Un exemple : l’actuel président algérien, Bouteflika, soigné chez nous, dans nos meilleurs hôpitaux français (à Paris mais aussi en province) a osé dire, de retour dans son pays, en fort bonne santé grâce à nos médecins, que la France avait perpétré en Algérie un génocide culturel ! Nous ne savions plus, a t il dit dans son discours, ce que nous étions car, je résume, on nous avait séparés de notre langue et de notre culture arabes sans vraiment nous faire une place convenable dans la culture européenne, incarnée par la France.

Je me limite à ce seul exemple, sans revenir sur une susceptibilité à fleur de peau, une envie de revanche, etc… Mais parallèlement à cette revendication permanente, à toutes ces accusations, notamment concernant une présentation jugée tendancieuse de l’histoire de la colonisation en Algérie, on voit apparaître le désir irrémissible d’obtenir des visas pour venir en France, y étudier, y séjourner, voire même en prendre la nationalité afin d’être chez soi ici, de ce côté ci de la Méditerranée.

Voilà pour le passé. Aujourd’hui, bien que le régime algérien ait jadis opté pour une arabisation de la culture et de l’éducation ce pays figure en tête de la francophonie avec d’autres pays musulmans comme le Liban ou le Maroc..

Au moins une pancarte sur deux brandie par les manifestants réclamant le départ de leur président malade, est rédigée en français sans une seule faute d’orthographe.
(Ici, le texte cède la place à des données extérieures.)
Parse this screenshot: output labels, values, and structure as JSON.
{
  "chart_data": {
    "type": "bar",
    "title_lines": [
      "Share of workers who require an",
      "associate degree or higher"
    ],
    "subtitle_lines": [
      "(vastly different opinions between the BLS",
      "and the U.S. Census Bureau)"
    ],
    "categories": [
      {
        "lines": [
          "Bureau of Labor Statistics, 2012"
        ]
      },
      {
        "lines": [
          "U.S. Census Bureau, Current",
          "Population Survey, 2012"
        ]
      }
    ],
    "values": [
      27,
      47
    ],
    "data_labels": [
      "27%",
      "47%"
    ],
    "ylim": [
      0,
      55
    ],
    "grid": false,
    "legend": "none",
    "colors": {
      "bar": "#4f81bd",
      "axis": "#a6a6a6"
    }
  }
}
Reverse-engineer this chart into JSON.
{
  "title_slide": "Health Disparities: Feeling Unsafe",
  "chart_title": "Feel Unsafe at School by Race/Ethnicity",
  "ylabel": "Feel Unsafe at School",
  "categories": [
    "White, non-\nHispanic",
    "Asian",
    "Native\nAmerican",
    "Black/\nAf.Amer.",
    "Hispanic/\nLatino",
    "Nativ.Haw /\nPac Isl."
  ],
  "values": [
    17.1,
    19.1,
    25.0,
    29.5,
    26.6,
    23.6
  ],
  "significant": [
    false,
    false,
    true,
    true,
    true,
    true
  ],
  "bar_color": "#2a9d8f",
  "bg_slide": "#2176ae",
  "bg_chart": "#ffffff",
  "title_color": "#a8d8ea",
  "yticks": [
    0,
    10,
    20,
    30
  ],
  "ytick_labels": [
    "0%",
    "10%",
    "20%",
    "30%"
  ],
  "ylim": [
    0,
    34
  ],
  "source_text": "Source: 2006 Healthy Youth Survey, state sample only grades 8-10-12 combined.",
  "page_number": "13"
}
Il y a donc vis-à-vis de la France une sorte d’amour / répulsion, un peu de haine de soi et de l’autre, assurément, cela me fait penser à la métaphore utilisée par Théodore Lessing, la plante qui hait le terreau sur lequel elle pousse et d’où elle tire ses ressources nourricières… Situation inconfortable s’il en est, et qui peut être génératrice de névrose : l’amour ou l’admiration de la France vécus comme quelque chose que l’on réprouve intérieurement.

Que va devenir l’Algérie après tous ces troubles et surtout après cette phase d’interrègne qui s’annonce ? Car on est rentré dans une période sans Bouteflika mais toujours avec Bouteflika, qu’on le veuille ou non.

Les stratèges d’Alger ont su présenter sous un autre emballage exactement ce qu’ils voulaient obtenir : préserver leur emprise et leur influence sur le gouvernement de ce pays.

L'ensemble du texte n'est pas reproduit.